Of the two dozen agencies that GAO reviewed, HHS reported the largest IT spending, $13 billion in fiscal 2016, with 3 percent - or about $373 million - used for IT security.
Only three agencies reported a smaller portion of their IT budgets being spent on IT security in fiscal 2016. The Department of Housing and Urban Development spent only 1 percent of its budget on IT security, while the departments of agriculture and transportation each reported that 2 percent of their respective IT budgets were used on IT security.
By contrast, the Department of Homeland Security reported an IT budget of $6.2 billion, but it spent about 21 percent of that budget, or nearly $1.3 billion, on IT security, according to the GAO report. That meant it ranked No. 1 on IT security spending among the agencies studied.
On average, the agencies spent about 8 percent of their IT budgets on security, the GAO reports.
The Department of Defense was excluded from the analysis because its fiscal 2016 IT spending data was not available, GAO notes.
But regardless of security spending, "most of the 24 agencies covered ... had weaknesses in each of the five major categories of information system controls," the report notes.
As for IT security budget trends in the private healthcare sector, "we have seen a steady increase in healthcare spending on security and compliance over the last two years - up to the 4 percent to 6 percent of IT budget," Dill says. "For some organizations that are 'catching up.' we are seeing spending is excess of 6 percent," notes Dill, former information security leader at the Cleveland Clinic.
The GAO spotlighted an August 2016 review of HHS' Food and Drug Administration.
The FDA "had a significant number of security control weaknesses that jeopardize the confidentiality, integrity, and availability of its information systems and industry and public health data," GAO writes.
"Specifically, FDA had not fully or consistently implemented access controls, which are intended to prevent, limit and detect unauthorized access to computing resources," GAO says. "FDA also had weaknesses in other controls, such as those intended to manage the configurations of security features on and control changes to hardware and software; plan for contingencies, including system disruptions and their recovery; and protect media such as tapes, disks, and hard drives to ensure information on them was 'sanitized' and could not be retrieved after the hardware was discarded."
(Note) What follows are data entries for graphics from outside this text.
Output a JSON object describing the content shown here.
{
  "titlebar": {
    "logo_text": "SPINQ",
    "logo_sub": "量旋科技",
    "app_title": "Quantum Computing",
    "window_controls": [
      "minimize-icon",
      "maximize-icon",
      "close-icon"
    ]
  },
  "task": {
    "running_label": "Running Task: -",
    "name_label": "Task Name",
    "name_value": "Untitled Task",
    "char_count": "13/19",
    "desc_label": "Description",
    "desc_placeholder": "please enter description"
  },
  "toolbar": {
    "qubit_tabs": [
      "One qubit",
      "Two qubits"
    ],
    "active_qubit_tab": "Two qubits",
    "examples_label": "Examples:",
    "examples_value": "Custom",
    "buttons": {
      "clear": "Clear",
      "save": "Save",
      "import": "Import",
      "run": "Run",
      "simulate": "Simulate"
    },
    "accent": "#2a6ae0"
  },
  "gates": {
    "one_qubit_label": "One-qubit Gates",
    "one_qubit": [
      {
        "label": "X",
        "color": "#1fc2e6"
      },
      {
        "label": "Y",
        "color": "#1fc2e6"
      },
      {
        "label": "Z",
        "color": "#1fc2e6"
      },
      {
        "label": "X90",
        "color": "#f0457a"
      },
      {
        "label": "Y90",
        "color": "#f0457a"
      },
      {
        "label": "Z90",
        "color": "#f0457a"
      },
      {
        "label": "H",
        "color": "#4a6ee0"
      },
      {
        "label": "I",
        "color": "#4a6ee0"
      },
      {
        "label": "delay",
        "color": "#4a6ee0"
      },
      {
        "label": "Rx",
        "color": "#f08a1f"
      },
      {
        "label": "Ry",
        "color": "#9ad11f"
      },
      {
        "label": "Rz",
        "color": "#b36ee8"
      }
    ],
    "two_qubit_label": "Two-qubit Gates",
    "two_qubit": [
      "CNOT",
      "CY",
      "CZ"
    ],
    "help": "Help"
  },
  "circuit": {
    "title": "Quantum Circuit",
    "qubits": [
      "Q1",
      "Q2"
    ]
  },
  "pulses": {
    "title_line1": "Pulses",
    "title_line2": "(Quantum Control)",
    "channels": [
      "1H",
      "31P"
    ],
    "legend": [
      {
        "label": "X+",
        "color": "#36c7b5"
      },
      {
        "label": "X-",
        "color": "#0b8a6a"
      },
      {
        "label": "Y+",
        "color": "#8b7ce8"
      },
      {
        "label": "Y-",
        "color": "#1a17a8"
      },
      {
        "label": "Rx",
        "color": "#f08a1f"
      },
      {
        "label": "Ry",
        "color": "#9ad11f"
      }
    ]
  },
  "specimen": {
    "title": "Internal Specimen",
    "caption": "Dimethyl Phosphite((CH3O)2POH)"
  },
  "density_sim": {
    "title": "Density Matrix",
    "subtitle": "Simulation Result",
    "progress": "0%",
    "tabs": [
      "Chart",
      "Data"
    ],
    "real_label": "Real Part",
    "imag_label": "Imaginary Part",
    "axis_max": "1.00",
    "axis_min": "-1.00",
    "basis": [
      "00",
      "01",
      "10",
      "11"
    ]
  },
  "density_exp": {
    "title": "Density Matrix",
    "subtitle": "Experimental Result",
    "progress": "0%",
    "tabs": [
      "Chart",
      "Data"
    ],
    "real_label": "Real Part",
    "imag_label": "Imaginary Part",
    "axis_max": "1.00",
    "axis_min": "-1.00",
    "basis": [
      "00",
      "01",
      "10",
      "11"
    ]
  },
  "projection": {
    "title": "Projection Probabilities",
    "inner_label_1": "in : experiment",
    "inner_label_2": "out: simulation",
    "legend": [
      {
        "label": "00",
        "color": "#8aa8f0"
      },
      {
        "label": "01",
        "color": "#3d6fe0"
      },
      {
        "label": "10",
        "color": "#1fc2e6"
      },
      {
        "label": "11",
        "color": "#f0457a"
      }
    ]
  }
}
GAO notes that it recommended the FDA take 166 specific actions to resolve weaknesses in information security controls. "The department concurred with our recommendations, has implemented 68 of them, and stated that it is working to address all the recommendations as quickly as possible. The department also stated that FDA has acquired third-party expertise to assist in these efforts to immediately address the recommendations."